Dropbox, the cloud storage company that has been slowly building a robust consumer app suite including email management tool Mailbox, has made another fruitful acquisition Thursday, scooping up popular iOS photo app Loom for an undisclosed sum.

Dropbox will migrate Loom's user base over to its recently released Carousel app by May 16, and will then shut Loom down. As of today, Loom is no longer accepting new users. The eight-person team, which worked out of San Francisco and Germany, will join Dropbox to work on Carousel.

"We know this is a big deal. This decision was made with great care. We have worked hard on our product and feel that our vision aligns perfectly with Dropbox's vision for Carousel. Dropbox has invested the past seven years focusing on building a secure home for your files. And now with Carousel comes a home for your photos and videos as well," Loom co-founder Jan Senderek wrote on the company's Web site.

To quell user frustration at seeing a dedicated and well-functioning app get swallowed by a larger entity, the two companies will offer users who join Carousel the same storage quota they paid for with Loom for an entire year for free. Loom's pricing -- at 5GB free, 50GB for $49.99, and 100GB for $99.99 -- was only slightly cheaper than Dropox's general storage costs.

Migrating one's files from Loom to Carousel will have to be done manually by users, but Dropbox is setting up a smooth export process with detailed instructions, Senderek said.

Carousel, Dropbox's answer to its growing photo storage problem, works very much the same way Loom did. By storing photos in the cloud and charging users a subscription fee for storage, both apps allow people to snap photos and not worry about how much room those photos were taking up on the smartphone. But Loom didn't decide to join Dropbox simple because of its larger consumer base.

"After spending some serious time investigating if this was the right move for us, we realized that Dropbox has solved many problems around scaling infrastructure," Senderek explained. In other words, Carousel can do it better.

With Loom, users had full-size photo files stored in the cloud and thumbnails stored on their phone for viewing. With Carousel, that's not needed. All photos instantaneously sync across devices and are accessible in the cloud, taking up zero storage on your mobile device.

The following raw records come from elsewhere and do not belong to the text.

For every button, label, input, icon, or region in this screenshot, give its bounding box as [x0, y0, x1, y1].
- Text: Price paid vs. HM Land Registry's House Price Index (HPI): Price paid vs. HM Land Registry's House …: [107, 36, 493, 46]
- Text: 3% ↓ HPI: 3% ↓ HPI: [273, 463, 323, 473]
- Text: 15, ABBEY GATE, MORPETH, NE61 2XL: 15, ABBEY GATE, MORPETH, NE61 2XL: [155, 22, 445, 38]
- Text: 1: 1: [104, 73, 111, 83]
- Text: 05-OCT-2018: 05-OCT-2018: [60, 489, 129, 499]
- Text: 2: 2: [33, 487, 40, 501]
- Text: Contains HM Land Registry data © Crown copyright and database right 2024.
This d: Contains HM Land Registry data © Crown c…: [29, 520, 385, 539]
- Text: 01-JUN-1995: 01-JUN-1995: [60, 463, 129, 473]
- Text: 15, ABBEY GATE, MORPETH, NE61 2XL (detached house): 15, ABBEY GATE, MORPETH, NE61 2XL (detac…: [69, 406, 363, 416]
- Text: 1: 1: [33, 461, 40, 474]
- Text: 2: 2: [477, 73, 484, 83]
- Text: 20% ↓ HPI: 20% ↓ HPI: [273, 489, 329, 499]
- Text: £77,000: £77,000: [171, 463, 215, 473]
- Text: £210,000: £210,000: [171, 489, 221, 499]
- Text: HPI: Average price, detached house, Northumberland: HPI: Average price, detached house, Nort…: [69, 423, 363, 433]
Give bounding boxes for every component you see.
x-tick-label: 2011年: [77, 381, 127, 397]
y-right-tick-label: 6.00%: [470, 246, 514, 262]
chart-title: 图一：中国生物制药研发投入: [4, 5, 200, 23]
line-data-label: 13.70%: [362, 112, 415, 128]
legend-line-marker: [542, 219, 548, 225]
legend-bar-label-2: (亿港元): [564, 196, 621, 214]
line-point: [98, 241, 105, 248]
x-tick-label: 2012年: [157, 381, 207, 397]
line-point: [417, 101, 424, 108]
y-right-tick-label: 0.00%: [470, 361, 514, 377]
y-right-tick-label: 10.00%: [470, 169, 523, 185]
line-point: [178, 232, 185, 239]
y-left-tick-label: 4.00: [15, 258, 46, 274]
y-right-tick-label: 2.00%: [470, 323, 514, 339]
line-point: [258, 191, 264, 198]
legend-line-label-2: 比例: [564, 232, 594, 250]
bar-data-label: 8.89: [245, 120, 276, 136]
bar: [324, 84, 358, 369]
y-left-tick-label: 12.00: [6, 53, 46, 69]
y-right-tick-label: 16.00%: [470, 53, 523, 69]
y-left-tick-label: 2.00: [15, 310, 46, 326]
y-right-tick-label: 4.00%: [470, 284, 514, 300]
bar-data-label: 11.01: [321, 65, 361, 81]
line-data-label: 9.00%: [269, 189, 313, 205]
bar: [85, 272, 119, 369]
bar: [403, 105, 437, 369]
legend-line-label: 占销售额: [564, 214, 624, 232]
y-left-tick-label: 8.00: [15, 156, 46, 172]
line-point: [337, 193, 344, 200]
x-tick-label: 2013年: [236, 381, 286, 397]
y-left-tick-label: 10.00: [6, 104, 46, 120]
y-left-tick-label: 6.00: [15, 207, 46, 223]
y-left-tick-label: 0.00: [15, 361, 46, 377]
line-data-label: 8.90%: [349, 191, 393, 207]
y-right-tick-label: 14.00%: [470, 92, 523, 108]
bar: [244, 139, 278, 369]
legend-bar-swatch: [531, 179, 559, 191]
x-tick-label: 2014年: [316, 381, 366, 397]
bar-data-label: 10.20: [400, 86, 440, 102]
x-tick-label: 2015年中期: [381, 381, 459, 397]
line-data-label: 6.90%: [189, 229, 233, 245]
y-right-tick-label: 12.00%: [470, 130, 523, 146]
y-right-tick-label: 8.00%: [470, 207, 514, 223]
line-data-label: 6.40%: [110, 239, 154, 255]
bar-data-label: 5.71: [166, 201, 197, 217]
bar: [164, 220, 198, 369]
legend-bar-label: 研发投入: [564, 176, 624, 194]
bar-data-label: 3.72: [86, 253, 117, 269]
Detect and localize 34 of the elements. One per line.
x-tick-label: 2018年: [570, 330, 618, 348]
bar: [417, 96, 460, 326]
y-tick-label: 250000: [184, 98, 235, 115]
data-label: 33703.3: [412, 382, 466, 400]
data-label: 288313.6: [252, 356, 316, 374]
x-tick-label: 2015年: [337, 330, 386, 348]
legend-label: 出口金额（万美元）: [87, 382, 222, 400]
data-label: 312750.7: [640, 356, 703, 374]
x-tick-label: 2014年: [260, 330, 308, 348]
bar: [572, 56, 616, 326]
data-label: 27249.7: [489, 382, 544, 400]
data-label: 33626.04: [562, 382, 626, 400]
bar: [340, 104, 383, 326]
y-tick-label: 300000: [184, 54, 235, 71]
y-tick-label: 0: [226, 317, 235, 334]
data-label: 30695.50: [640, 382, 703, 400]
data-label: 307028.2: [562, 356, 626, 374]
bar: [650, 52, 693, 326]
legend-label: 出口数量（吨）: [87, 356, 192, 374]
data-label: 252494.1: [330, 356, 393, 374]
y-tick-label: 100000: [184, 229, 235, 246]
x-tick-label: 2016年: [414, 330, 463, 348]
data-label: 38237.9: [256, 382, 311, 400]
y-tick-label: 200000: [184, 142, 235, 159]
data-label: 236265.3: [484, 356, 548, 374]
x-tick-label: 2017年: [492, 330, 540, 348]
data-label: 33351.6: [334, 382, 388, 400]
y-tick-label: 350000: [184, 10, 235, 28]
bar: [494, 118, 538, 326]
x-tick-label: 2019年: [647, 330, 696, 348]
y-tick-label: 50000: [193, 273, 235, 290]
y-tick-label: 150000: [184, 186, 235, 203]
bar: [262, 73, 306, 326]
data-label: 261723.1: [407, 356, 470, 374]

With its acquisitions, Dropbox isn't just picking off talent and shuttering competitors. It's turned app visionaries like Mailbox co-founder Gentry Underwood into not only internal design leaders -- Carousel looks very much like Mailbox's brother -- but also well-respected brand ambassadors for what is turning into less a cloud storage company and more an app and service platform.

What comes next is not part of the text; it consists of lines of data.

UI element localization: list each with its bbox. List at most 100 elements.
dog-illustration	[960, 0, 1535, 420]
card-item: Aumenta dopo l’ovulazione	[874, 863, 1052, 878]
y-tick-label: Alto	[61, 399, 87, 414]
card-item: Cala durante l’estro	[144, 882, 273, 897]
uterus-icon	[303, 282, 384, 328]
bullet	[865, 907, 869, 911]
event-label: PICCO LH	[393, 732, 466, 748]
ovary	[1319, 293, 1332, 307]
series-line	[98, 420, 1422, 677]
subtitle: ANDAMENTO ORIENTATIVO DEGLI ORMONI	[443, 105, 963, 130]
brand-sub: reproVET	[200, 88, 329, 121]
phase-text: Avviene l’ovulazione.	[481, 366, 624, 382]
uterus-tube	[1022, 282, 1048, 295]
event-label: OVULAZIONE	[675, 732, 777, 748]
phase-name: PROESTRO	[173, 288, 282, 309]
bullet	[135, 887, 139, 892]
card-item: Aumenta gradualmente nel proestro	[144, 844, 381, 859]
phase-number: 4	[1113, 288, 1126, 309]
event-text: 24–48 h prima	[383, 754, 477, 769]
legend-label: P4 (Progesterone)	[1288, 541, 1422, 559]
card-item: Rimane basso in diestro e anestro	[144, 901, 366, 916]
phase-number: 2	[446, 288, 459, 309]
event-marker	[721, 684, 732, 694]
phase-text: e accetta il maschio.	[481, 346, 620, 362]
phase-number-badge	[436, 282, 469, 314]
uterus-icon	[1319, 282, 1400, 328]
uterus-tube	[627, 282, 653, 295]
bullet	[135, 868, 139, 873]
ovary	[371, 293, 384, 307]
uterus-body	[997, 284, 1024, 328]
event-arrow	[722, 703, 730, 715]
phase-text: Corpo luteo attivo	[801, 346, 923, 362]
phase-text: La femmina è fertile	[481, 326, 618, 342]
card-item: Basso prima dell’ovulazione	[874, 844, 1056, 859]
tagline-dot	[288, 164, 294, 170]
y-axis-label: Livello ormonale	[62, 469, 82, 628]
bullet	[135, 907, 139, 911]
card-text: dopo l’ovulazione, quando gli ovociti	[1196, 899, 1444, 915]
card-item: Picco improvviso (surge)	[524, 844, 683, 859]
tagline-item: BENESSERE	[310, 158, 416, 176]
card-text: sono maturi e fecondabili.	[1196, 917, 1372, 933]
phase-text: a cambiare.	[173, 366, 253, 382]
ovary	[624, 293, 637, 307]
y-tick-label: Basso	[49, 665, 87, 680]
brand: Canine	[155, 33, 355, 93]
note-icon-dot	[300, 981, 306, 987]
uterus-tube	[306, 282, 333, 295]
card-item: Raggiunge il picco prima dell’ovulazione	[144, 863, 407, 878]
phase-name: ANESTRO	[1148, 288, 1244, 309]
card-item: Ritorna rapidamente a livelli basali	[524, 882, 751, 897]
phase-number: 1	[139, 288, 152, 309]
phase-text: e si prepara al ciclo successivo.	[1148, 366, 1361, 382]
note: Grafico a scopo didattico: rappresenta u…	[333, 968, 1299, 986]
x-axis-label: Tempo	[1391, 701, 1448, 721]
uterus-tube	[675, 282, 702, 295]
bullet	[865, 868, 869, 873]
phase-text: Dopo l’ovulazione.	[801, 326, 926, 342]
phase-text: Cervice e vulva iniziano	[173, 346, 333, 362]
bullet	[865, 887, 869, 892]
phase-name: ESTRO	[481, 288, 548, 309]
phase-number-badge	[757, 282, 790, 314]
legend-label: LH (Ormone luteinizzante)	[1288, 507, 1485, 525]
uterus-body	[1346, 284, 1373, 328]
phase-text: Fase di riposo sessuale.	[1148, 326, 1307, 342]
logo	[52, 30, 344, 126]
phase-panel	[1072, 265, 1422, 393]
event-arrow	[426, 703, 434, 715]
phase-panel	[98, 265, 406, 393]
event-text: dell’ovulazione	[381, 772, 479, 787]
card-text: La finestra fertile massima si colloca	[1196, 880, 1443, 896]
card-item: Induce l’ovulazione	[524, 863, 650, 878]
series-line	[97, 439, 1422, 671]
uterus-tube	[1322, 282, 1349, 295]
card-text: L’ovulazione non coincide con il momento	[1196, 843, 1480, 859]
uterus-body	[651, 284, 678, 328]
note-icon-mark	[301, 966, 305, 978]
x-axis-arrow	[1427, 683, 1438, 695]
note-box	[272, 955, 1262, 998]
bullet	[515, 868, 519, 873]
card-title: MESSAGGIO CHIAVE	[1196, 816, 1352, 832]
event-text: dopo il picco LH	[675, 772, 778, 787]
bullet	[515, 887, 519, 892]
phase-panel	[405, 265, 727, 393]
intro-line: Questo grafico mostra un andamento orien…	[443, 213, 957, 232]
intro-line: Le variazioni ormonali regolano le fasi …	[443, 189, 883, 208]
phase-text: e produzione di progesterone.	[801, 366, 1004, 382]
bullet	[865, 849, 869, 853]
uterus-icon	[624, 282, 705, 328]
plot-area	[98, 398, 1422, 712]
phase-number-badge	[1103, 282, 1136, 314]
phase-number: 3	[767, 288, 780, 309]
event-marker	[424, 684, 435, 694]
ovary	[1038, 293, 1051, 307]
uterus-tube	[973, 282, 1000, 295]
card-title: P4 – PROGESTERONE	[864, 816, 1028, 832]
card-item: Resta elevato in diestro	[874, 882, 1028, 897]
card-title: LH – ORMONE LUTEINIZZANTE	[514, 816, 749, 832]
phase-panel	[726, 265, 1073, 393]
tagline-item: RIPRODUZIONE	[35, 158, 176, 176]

And Dropbox CEO Drew Houston isn't slowing down in the company's run-up to a much-anticipated initial public offering. With more than $1.1 billion in lifetime funding, Dropbox has continued its spree by picking up social reading app ReadMill late last month, and also acquired collaborative document company Hackpad, which closely aligns with the company's recently announced Project Harmony that puts Dropbox collaboration into Microsoft Office apps.